Cornelius Van Til, The Apologist

John M. Frame

 [This article originally appeared in the Apologetics Study Bible and is used with permission.]

Cornelius Van Til (1895-1987), Reformed theologian and apologist, born in the Netherlands, completed his Ph. D. at Princeton University in 1927. He taught apologetics for one year at Princeton Theological Seminary and was offered a permanent position there. He left the seminary, however, when the Board voted a reorganization to allow for liberal viewpoints.

Other professors also left Princeton at the time, notably J. Gresham Machen, author of Christianity and Liberalism, who founded Westminster Theological Seminary in Philadelphia to continue the ministry of what would be called “old” Princeton. Van Til taught at Westminster from its beginning in 1929. He officially retired in 1972, but taught occasionally until 1979.

Van Til’s studies of philosophical Idealism convinced him that all human thought is governed by presuppositions. (Hence, Van Til is sometimes called a “presuppositionalist,” though he was not enthusiastic about that label.) Ultimate presuppositions, he believed, cannot be proved by usual methods, since they serve as the basis of all proof. But they can be proved “transcendentally,” by showing that they are necessary for all rational thought and must be true if there is to be any meaning or order in the world. Van Til sought to reconstruct Christian apologetics so that it would establish the Christian God as the presupposition of human thought, rather than one rational conclusion among many.

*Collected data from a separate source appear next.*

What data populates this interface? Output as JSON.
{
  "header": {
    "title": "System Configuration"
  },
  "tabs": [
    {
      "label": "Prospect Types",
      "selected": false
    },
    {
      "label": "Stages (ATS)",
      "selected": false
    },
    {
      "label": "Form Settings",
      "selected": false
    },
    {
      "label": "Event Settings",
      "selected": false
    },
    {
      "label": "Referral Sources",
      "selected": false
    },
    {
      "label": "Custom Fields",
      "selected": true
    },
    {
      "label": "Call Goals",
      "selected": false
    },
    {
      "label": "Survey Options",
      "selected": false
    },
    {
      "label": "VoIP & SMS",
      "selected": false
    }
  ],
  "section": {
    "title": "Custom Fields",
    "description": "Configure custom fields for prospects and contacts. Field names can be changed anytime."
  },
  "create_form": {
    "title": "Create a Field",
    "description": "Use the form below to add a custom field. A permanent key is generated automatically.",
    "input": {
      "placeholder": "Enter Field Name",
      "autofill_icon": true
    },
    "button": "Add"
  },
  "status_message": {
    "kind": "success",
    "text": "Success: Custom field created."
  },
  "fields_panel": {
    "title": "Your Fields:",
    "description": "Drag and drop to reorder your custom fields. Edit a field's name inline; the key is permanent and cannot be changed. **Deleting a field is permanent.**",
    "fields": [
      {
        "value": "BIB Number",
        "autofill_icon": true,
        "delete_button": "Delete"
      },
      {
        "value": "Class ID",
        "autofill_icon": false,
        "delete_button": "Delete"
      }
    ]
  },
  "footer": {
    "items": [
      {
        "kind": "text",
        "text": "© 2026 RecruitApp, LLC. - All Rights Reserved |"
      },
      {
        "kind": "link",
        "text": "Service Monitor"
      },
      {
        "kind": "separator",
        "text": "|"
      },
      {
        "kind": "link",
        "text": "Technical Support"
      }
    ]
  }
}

He disparaged the “traditional method” of defending Christianity by theistic proofs and historical evidences, because he believed that tradition began with data considered intelligible apart from God and thereby tried to prove God’s existence. On the contrary, Van Til argued, if we concede that anything is intelligible apart from the God of Scripture, we have lost the battle at the outset. So we should, rather, use a transcendental method, showing that the various forms of non-Christian thought (“would-be autonomous reasoning,” as he put it) reduce to meaninglessness, that they can account for precisely nothing, and that only the Christian world and life view (particularly the existence of God as a “self-contained ontological Trinity”) can make sense of anything. For Van Til, then, the creator-creature distinction is the key to metaphysics, epistemology, and ethics.

Van Til’s writings contain many analyses of non-Christian philosophers and of liberal and Roman Catholic theologians. The recurring theme of these discussions is that these thinkers are either skeptics (“irrationalists”) or they try to explain the world (“rationalistically”) by a principle that is itself relative to the world it seeks to explain. Plato and Aristotle, for example, rationalistically propose to explain all reality by the principle of Form. Forms are the essences, defining qualities, and purposes of things. But in Plato and Aristotle, Forms are correlative to matter; without matter, nothing in the world of our experience has any Form. So the Forms cannot really account for matter or material things. The rationalism of these thinkers, then, is indistinguishable from irrationalism. Only a self-contained, personal God, who creates from nothing both the form and the matter of the universe, can account for the nature of the world and its accessibility to rational thought.

Some critics said that Van Til left no room for the use of evidence in apologetics. He replied that evidence is useful when used within a transcendental argument based on biblical presuppositions. But is this not circular, to prove Christianity on the basis of Christian presuppositions? Yes, said Van Til, in a sense. But (1) every system of thought is circular when arguing its most fundamental presuppositions (e.g. a rationalist can defend the authority of reason only by using reason). (2) The Christian circle is the only one that renders reality intelligible on its own terms.

Non-Christian thought, he argues, collapses into meaninglessness, because of the noetic effects of sin. The unbeliever knows God (Rom. 1:18-21) but suppresses the truth (1:18, 21-32). There is therefore an “antithesis” between Christian and unbelieving thought, between the wisdom of God and the wisdom of the world. Although the unbeliever knows and states truth on occasion, he does that only by inconsistency with his presuppositions and by relying inconsistently on the Christian worldview, or, as Van Til put it, by “borrowed capital.” Thus he is both rationalistic (claiming to be the ultimate judge of truth) and irrationalistic (denying God, the sole source of meaning) at the same time. For Van Til, that duality, common to all non-Christians, explains many things in secular thought, such as the Greek distinction between rational form and irrational matter.



Greg L. Bahnsen, Van Til’s Apologetic: Readings and Analysis (Phillipsburg, NJ, 1998).

John  M. Frame, Cornelius Van Til: An Analysis of His Thought (Phillipsburg, NJ, 1995).

Cornelius Van Til, Christian Apologetics (Phillipsburg, NJ., 1975).

The Works of Cornelius Van Til, CD-ROM (Labels Army Corp., undated). Contains all of Van Til’s writings and many audio lectures. It also includes the most complete bibliography of Van Til’s work, A Guide to the Writings of Cornelius Van Til, 1895-1987, by Eric D. Bristley, also available separately.